Das Klebeband kapitulierte schließlich vor dem Messer. Als Martin das Paket endlich auf hatte, weiteten sich seine Augen. Angestrengt starrte er ins Paket. Aber auch, wenn er das noch länger machen würde, blieb es dennoch noch leer. Nichtmal Verpackungsmaterial befand sich im Paket. Daher fehle auch eine Karte des Absenders. Doch der der Moment des Staunens über das Paket hielt nicht lang. Es klopfte. Es klopfte tatsächlich an der Tür. Martins Kehle wurde ganz trocken. Er schluckte. Leichte Panik kroch über den Rücken in seinen Kopf. Erneut klopfte es an der Tür. Langsam, wie in Zeitlupe stand Martin auf und bewegte sich zur Tür. Sein ganzes bisheriges Leben zog an ihm vorbei. Der Schauer, der ihm über den Rücken gelaufen war, verschwand. Dafür machte sich ein Klumpen voller Angst in der Magengrube breit.

Martin schob den Sperrigel der Tür zurück. In diesem Moment kam er ihm klein und zerbrechlich vor. Kein ernsthaftes Hindernis. Die Tür hatte zwar ein Schloss, aber abgeschlossen hatte er nicht. Wer sollte auf der Hallig auch schon was klauen. Räuspern half nicht, so daß er das, was vor der Türe stand, nicht mit einer lauten Stimme erschrecken konnte. Zwischen ihm und dem was draußen war, befand sich nur noch die unverschlossene Tür. Keinerlei Sicherheit, kein Schutz und erst recht keine Hilfe, die zu erwarten war. Weder wusste er, was passieren würde, noch hatte er mit dem Leben abgeschlossen, als er die die Tür öffnete.

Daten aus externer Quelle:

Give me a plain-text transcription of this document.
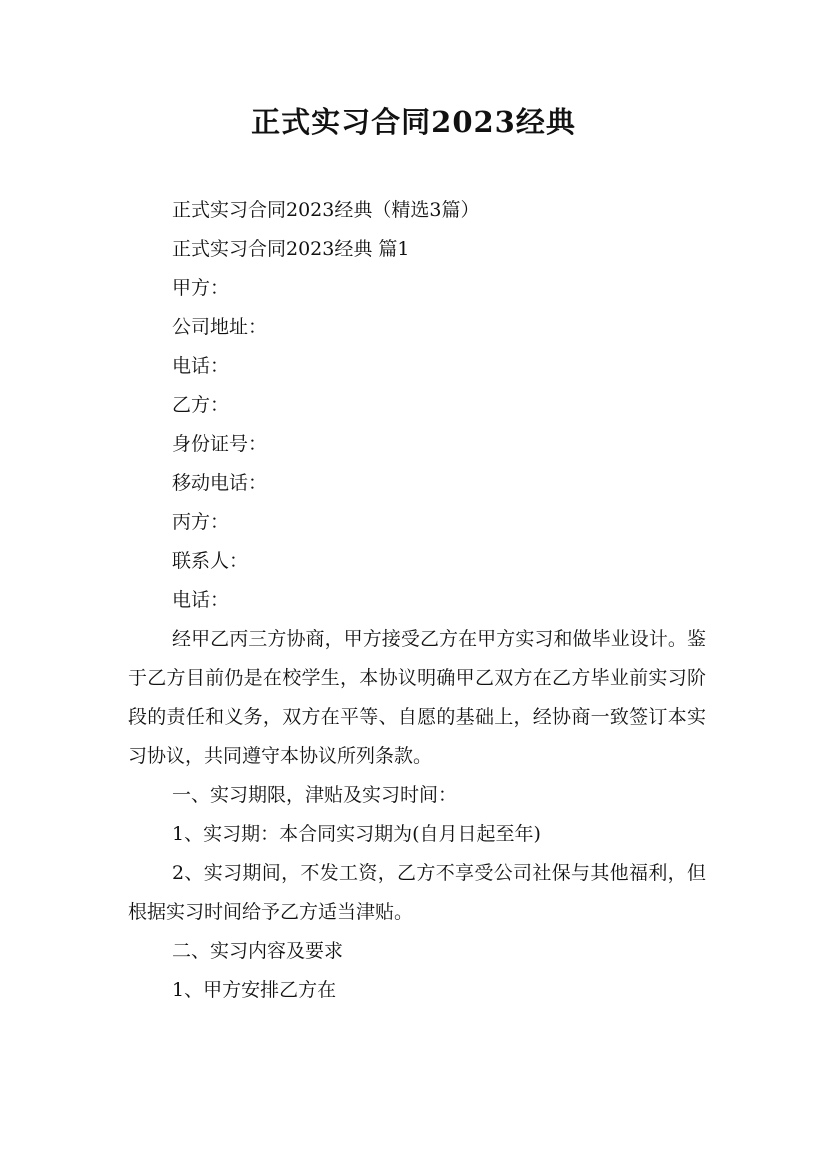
正式实习合同2023经典
正式实习合同2023经典（精选3篇）
正式实习合同2023经典 篇1
甲方：
公司地址：
电话：
乙方：
身份证号：
移动电话：
丙方：
联系人：
电话：
经甲乙丙三方协商，甲方接受乙方在甲方实习和做毕业设计。鉴于乙方目前仍是在校学生，本协议明确甲乙双方在乙方毕业前实习阶段的责任和义务，双方在平等、自愿的基础上，经协商一致签订本实习协议，共同遵守本协议所列条款。
一、实习期限，津贴及实习时间：
1、实习期：本合同实习期为(自月日起至年)
2、实习期间，不发工资，乙方不享受公司社保与其他福利，但根据实习时间给予乙方适当津贴。
二、实习内容及要求
1、甲方安排乙方在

„Na, endlich, ich dachte du machst nie auf und ich müsste hier draußen erfrieren.” Vor Martin stand Christina. Sie war seine Freundin, bis sie vor zwei Wochen eine heftigen Streit wegen einer Kleinigkeit hatten. Genau deshalb hatte Martin sich auf die Hallig geflüchtet. Jetzt aber, an Heiligabend auf der Hallig, stand sie vor ihm und lächelte ihn an. Immer noch nicht in der Lage zu reden, war es wieder Christina, die das Wort ergriff. Martin wurde klar, von wem das Pakte stammte und warum es leer war. Hinter den beiden viel die Tür zu.